Thursday, September 15, 2011

US House Budget Plans Would Jeopardize Scientific Research Facilities

It is important that the United States begin to live within its means and address the federal deficit. But APS believes that as a nation we need to be smart about how we do it. Cutting spending across the board without a clear understanding of what it means for America's future jeopardizes the very future we want to secure for our children. For more than half a century, science and technology have been the primary drivers of job creation and economic growth. Slashing spending on science, as the budget plans of the House of Representatives call for, is bad policy and bad economics. The cuts contained in the bill H.R. 1 – the legislative vehicle for funding the government for the balance of the fiscal year – would eliminate almost $1 billion from the Department of Energy's Office of Science budget.

Such a reduction would force all Department of Energy user facilities to shut down operations, lay off or fire as many as 10,000 technical workers, send thousands of construction workers home without pay and force 26,000 scientists and engineers in virtually every congressional district in the country to end their research or take it to other countries.

The national laboratories are the home to approximately 40 "user facilities," which are vital to the research performed by scientists and engineers in companies and universities throughout the nation. The specialized instruments represent a federal investment of tens of billions of dollars and have paid handsome dividends for many years. Shutting them down wastes taxpayer money and jeopardizes America's spirit of innovation.

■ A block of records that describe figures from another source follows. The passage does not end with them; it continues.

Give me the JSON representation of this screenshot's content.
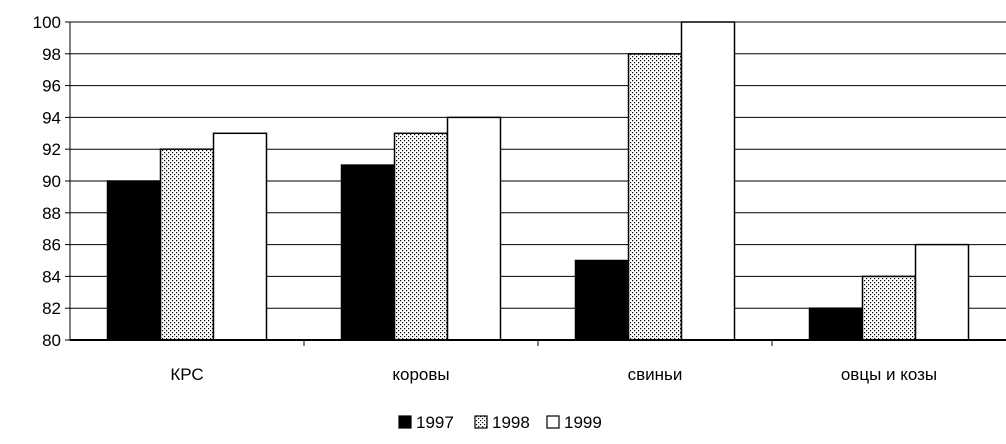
{
  "chart_data": {
    "type": "bar",
    "title": "",
    "xlabel": "",
    "ylabel": "",
    "categories": [
      "КРС",
      "коровы",
      "свиньи",
      "овцы и козы"
    ],
    "series": [
      {
        "name": "1997",
        "values": [
          90,
          91,
          85,
          82
        ],
        "fill": "solid-black"
      },
      {
        "name": "1998",
        "values": [
          92,
          93,
          98,
          84
        ],
        "fill": "dotted"
      },
      {
        "name": "1999",
        "values": [
          93,
          94,
          100,
          86
        ],
        "fill": "white"
      }
    ],
    "ylim": [
      80,
      100
    ],
    "yticks": [
      80,
      82,
      84,
      86,
      88,
      90,
      92,
      94,
      96,
      98,
      100
    ],
    "grid": true,
    "legend_position": "bottom-center",
    "colors": {
      "bar_stroke": "#000000",
      "grid": "#000000",
      "background": "#ffffff"
    }
  }
}
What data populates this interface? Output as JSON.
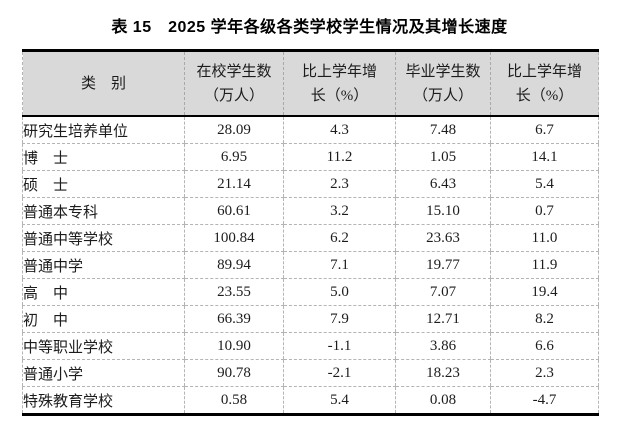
{
  "title": "表 15　2025 学年各级各类学校学生情况及其增长速度",
  "table": {
    "columns": [
      {
        "id": "category",
        "lines": [
          "类　别",
          ""
        ]
      },
      {
        "id": "enrolled",
        "lines": [
          "在校学生数",
          "（万人）"
        ]
      },
      {
        "id": "enrolled-growth",
        "lines": [
          "比上学年增",
          "长（%）"
        ]
      },
      {
        "id": "graduates",
        "lines": [
          "毕业学生数",
          "（万人）"
        ]
      },
      {
        "id": "graduates-growth",
        "lines": [
          "比上学年增",
          "长（%）"
        ]
      }
    ],
    "rows": [
      {
        "label": "研究生培养单位",
        "indent": 0,
        "values": [
          "28.09",
          "4.3",
          "7.48",
          "6.7"
        ]
      },
      {
        "label": "博　士",
        "indent": 1,
        "values": [
          "6.95",
          "11.2",
          "1.05",
          "14.1"
        ]
      },
      {
        "label": "硕　士",
        "indent": 1,
        "values": [
          "21.14",
          "2.3",
          "6.43",
          "5.4"
        ]
      },
      {
        "label": "普通本专科",
        "indent": 0,
        "values": [
          "60.61",
          "3.2",
          "15.10",
          "0.7"
        ]
      },
      {
        "label": "普通中等学校",
        "indent": 0,
        "values": [
          "100.84",
          "6.2",
          "23.63",
          "11.0"
        ]
      },
      {
        "label": "普通中学",
        "indent": 1,
        "values": [
          "89.94",
          "7.1",
          "19.77",
          "11.9"
        ]
      },
      {
        "label": "高　中",
        "indent": 2,
        "values": [
          "23.55",
          "5.0",
          "7.07",
          "19.4"
        ]
      },
      {
        "label": "初　中",
        "indent": 2,
        "values": [
          "66.39",
          "7.9",
          "12.71",
          "8.2"
        ]
      },
      {
        "label": "中等职业学校",
        "indent": 1,
        "values": [
          "10.90",
          "-1.1",
          "3.86",
          "6.6"
        ]
      },
      {
        "label": "普通小学",
        "indent": 0,
        "values": [
          "90.78",
          "-2.1",
          "18.23",
          "2.3"
        ]
      },
      {
        "label": "特殊教育学校",
        "indent": 0,
        "values": [
          "0.58",
          "5.4",
          "0.08",
          "-4.7"
        ]
      }
    ]
  },
  "colors": {
    "header_background": "#d9d9d9",
    "heavy_border": "#000000",
    "grid_line": "#b4b4b4"
  }
}
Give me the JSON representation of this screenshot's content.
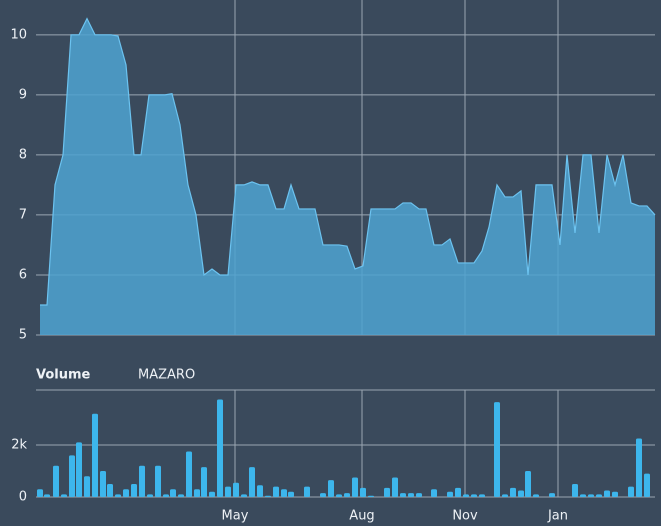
{
  "chart_data": [
    {
      "type": "area",
      "color": "#4fa3d1",
      "line_color": "#6cc3f0",
      "x": [
        0,
        7,
        15,
        23,
        31,
        39,
        47,
        55,
        63,
        71,
        78,
        86,
        94,
        101,
        109,
        117,
        125,
        132,
        140,
        148,
        156,
        164,
        172,
        180,
        188,
        196,
        204,
        212,
        220,
        228,
        236,
        244,
        251,
        259,
        267,
        275,
        283,
        291,
        299,
        307,
        315,
        323,
        331,
        339,
        347,
        355,
        363,
        371,
        379,
        386,
        394,
        402,
        410,
        418,
        426,
        434,
        442,
        449,
        457,
        465,
        473,
        481,
        488,
        496,
        504,
        512,
        520,
        527,
        535,
        543,
        551,
        559,
        567,
        575,
        583,
        591,
        599,
        607,
        615
      ],
      "values": [
        5.5,
        5.5,
        7.5,
        8,
        10,
        10,
        10.27,
        10,
        10,
        10,
        9.98,
        9.5,
        8,
        8,
        9,
        9,
        9,
        9.02,
        8.5,
        7.5,
        7,
        6,
        6.1,
        6,
        6,
        7.5,
        7.5,
        7.55,
        7.5,
        7.5,
        7.1,
        7.1,
        7.5,
        7.1,
        7.1,
        7.1,
        6.5,
        6.5,
        6.5,
        6.48,
        6.1,
        6.15,
        7.1,
        7.1,
        7.1,
        7.1,
        7.2,
        7.2,
        7.1,
        7.1,
        6.5,
        6.5,
        6.6,
        6.2,
        6.2,
        6.2,
        6.4,
        6.8,
        7.5,
        7.3,
        7.3,
        7.4,
        6,
        7.5,
        7.5,
        7.5,
        6.5,
        8,
        6.7,
        8,
        8,
        6.7,
        8,
        7.5,
        8,
        7.2,
        7.15,
        7.15,
        7
      ],
      "xlim": [
        0,
        615
      ],
      "ylim": [
        5,
        10.58
      ],
      "yticks": [
        5,
        6,
        7,
        8,
        9,
        10
      ],
      "grid": true
    },
    {
      "type": "bar",
      "title": "Volume",
      "series": [
        {
          "name": "MAZARO",
          "color": "#3db6ec",
          "values": [
            300,
            100,
            1200,
            100,
            1600,
            2100,
            800,
            3200,
            1000,
            500,
            100,
            300,
            500,
            1200,
            100,
            1200,
            100,
            300,
            100,
            1750,
            300,
            1150,
            200,
            3750,
            400,
            550,
            100,
            1150,
            450,
            50,
            400,
            300,
            200,
            400,
            150,
            650,
            100,
            150,
            750,
            350,
            50,
            350,
            750,
            150,
            150,
            150,
            300,
            200,
            350,
            100,
            100,
            100,
            3650,
            100,
            350,
            250,
            1000,
            100,
            150,
            500,
            100,
            100,
            100,
            250,
            200,
            400,
            2250,
            900
          ]
        }
      ],
      "x": [
        0,
        7,
        16,
        24,
        32,
        39,
        47,
        55,
        63,
        70,
        78,
        86,
        94,
        102,
        110,
        118,
        126,
        133,
        141,
        149,
        157,
        164,
        172,
        180,
        188,
        196,
        204,
        212,
        220,
        228,
        236,
        244,
        251,
        267,
        283,
        291,
        299,
        307,
        315,
        323,
        331,
        347,
        355,
        363,
        371,
        379,
        394,
        410,
        418,
        426,
        434,
        442,
        457,
        465,
        473,
        481,
        488,
        496,
        512,
        535,
        543,
        551,
        559,
        567,
        575,
        591,
        599,
        607
      ],
      "xlim": [
        0,
        615
      ],
      "ylim": [
        0,
        4115
      ],
      "yticks": [
        0,
        {
          "value": 2000,
          "label": "2k"
        }
      ],
      "xticks": [
        {
          "value": 195,
          "label": "May"
        },
        {
          "value": 322,
          "label": "Aug"
        },
        {
          "value": 425,
          "label": "Nov"
        },
        {
          "value": 518,
          "label": "Jan"
        }
      ],
      "grid": true
    }
  ]
}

According to the National User Facility Organization, which represents the 30,000 scientists, engineers and students who conduct research at the national laboratories, closing the facilities would have a devastating effect on America's ability to remain a global scientific leader.

"The impact of any facility shutdown on our students is very grave since most of those sophisticated experiments were planned and scheduled for several years," said Rene Bellwied, professor of physics at the University of Houston and chair of NUFO. "Losing access to the experimental facilities will mean a loss of at least months or even years of research for many of our young people."

Companies such as Eli Lily, ExxonMobil, Chevron, Intel and IBM rely on the national facilities to help them develop new consumer products, new energy technologies and drug therapies for curing diseases.

"If there are reductions in the operations of the Advanced Photon Source, we will consider other options, including the possibility of conducting our research overseas," said Stephen Wasserman, a chemist at Eli Lilly Co. who uses the Advanced Photon Source at the Department of Energy's Argonne National Laboratory in Illinois. Wasserman's research consists of studying protein structures that help the company develop future pharmaceuticals.